Background: Hospitalised patients are at risk of deterioration and death. Delayed identification and transfer to the intensive care unit (ICU) are known to be associated with increased mortality rates. The Risk-stratification of Emergency Department suspected Sepsis (REDS) score was derived and validated in emergency department patients with suspected sepsis. It is unknown if the REDS score would risk-stratify undifferentiated hospitalised patients who deteriorate.
Objectives: To validate the REDS score in hospitalised patients who deteriorate.
Methods: This retrospective cohort single-centre study involved hospitalised adult patients who deteriorated and were transferred to the ICU between 1 April 2022 and 31 March 2023. The first admission to the ICU was studied. The National Early Warning Score2 (NEWS2), REDS, Sequential Organ Failure Assessment (SOFA) and change-in-SOFA (ΔSOFA) scores were calculated at the time of referral to the Critical Care Outreach Team (CCOT). The primary outcome measure was in-hospital all-cause mortality. The area under the receiver operator characteristic (AUROC) curves for the scores were compared. Test characteristics at the cut-off points individually and in combination were noted.

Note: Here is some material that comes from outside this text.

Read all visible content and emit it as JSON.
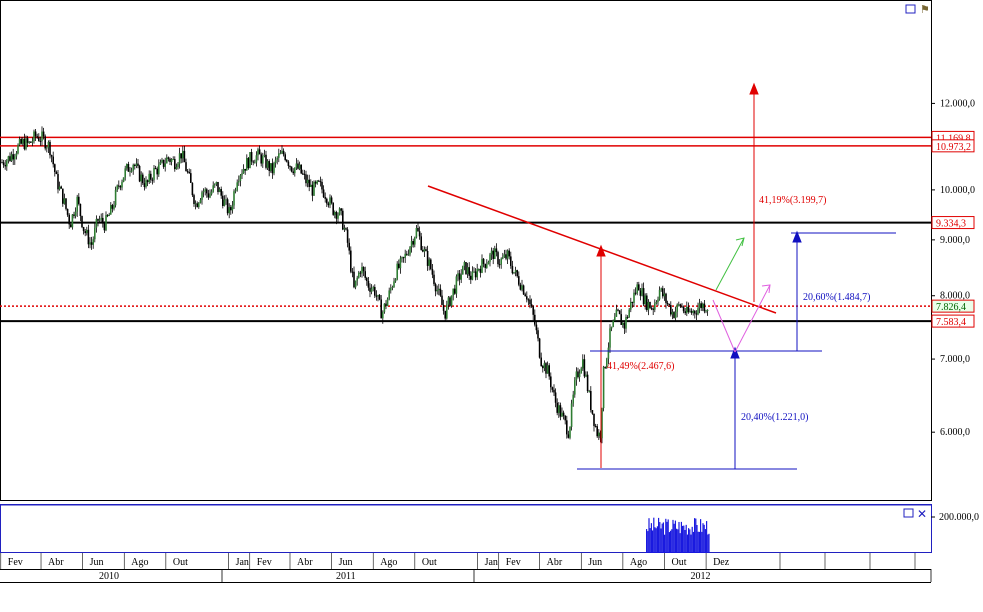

Results: Of the 289 patients studied, 91 died. The REDS score had the largest AUROC curve at 0.70 (95% CI 0.65 to 0.75), greater than the NEWS2 score at 0.62 (95% CI 0.56 to 0.68), p=0.03, and similar to the SOFA score 0.67 (95% CI 0.61 to 0.72), p=0.3. The cut-off points for the NEWS2, REDS, SOFA and ΔSOFA scores were >9, >3, >6 and >4, respectively. The sensitivity and specificity for a ΔSOFA≥2 was 91.2% (95% CI 83.4 to 96.1) and 15.7% (95% CI 10.9 to 21.5), respectively. REDS≥4 or NEWS2≥7 had a sensitivity of 87.9% (95% CI 79.4 to 93.8) and specificity of 29.3% (95% CI 23.1 to 36.2).

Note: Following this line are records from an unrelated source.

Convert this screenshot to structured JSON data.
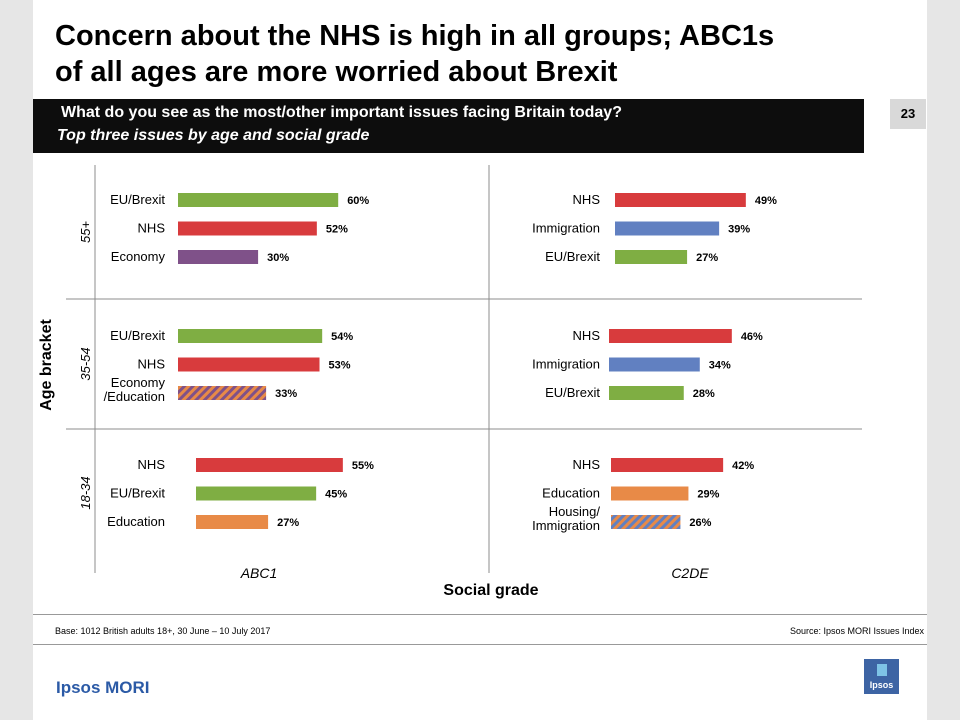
{
  "header": {
    "title_line1": "Concern about the NHS is high in all groups; ABC1s",
    "title_line2": "of all ages are more worried about Brexit",
    "question": "What do you see as the most/other important issues facing Britain today?",
    "question_sub": "Top three issues by age and social grade",
    "page_number": "23"
  },
  "colors": {
    "nhs": "#d83b3d",
    "eu_brexit": "#7fae43",
    "immigration": "#6180c1",
    "economy": "#7f5189",
    "education": "#e88a47",
    "hatch_a": "#7f5189",
    "hatch_b": "#e88a47",
    "hatch_c": "#6180c1",
    "hatch_d": "#e88a47"
  },
  "chart_data": {
    "type": "bar",
    "xlabel": "Social grade",
    "ylabel": "Age bracket",
    "columns": [
      "ABC1",
      "C2DE"
    ],
    "rows": [
      "55+",
      "35-54",
      "18-34"
    ],
    "value_unit": "%",
    "panels": [
      {
        "age": "55+",
        "grade": "ABC1",
        "bars": [
          {
            "label": "EU/Brexit",
            "value": 60,
            "color_key": "eu_brexit"
          },
          {
            "label": "NHS",
            "value": 52,
            "color_key": "nhs"
          },
          {
            "label": "Economy",
            "value": 30,
            "color_key": "economy"
          }
        ]
      },
      {
        "age": "55+",
        "grade": "C2DE",
        "bars": [
          {
            "label": "NHS",
            "value": 49,
            "color_key": "nhs"
          },
          {
            "label": "Immigration",
            "value": 39,
            "color_key": "immigration"
          },
          {
            "label": "EU/Brexit",
            "value": 27,
            "color_key": "eu_brexit"
          }
        ]
      },
      {
        "age": "35-54",
        "grade": "ABC1",
        "bars": [
          {
            "label": "EU/Brexit",
            "value": 54,
            "color_key": "eu_brexit"
          },
          {
            "label": "NHS",
            "value": 53,
            "color_key": "nhs"
          },
          {
            "label": "Economy\n/Education",
            "value": 33,
            "color_key": "hatch_economy_education"
          }
        ]
      },
      {
        "age": "35-54",
        "grade": "C2DE",
        "bars": [
          {
            "label": "NHS",
            "value": 46,
            "color_key": "nhs"
          },
          {
            "label": "Immigration",
            "value": 34,
            "color_key": "immigration"
          },
          {
            "label": "EU/Brexit",
            "value": 28,
            "color_key": "eu_brexit"
          }
        ]
      },
      {
        "age": "18-34",
        "grade": "ABC1",
        "bars": [
          {
            "label": "NHS",
            "value": 55,
            "color_key": "nhs"
          },
          {
            "label": "EU/Brexit",
            "value": 45,
            "color_key": "eu_brexit"
          },
          {
            "label": "Education",
            "value": 27,
            "color_key": "education"
          }
        ]
      },
      {
        "age": "18-34",
        "grade": "C2DE",
        "bars": [
          {
            "label": "NHS",
            "value": 42,
            "color_key": "nhs"
          },
          {
            "label": "Education",
            "value": 29,
            "color_key": "education"
          },
          {
            "label": "Housing/\nImmigration",
            "value": 26,
            "color_key": "hatch_housing_immigration"
          }
        ]
      }
    ]
  },
  "footer": {
    "base": "Base: 1012 British adults 18+, 30 June – 10 July  2017",
    "source": "Source: Ipsos MORI Issues Index",
    "brand": "Ipsos MORI",
    "logo_text": "Ipsos"
  }
}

Conclusion: The prognostic performance of the REDS score was similar to the SOFA score, but greater than the NEWS2 score. The REDS score could be used in addition to the established NEWS2 score to risk-stratify hospitalised patients for mortality.
Keywords: Critical care; Decision making; Decision support, clinical; Hospital medicine; Trigger tools.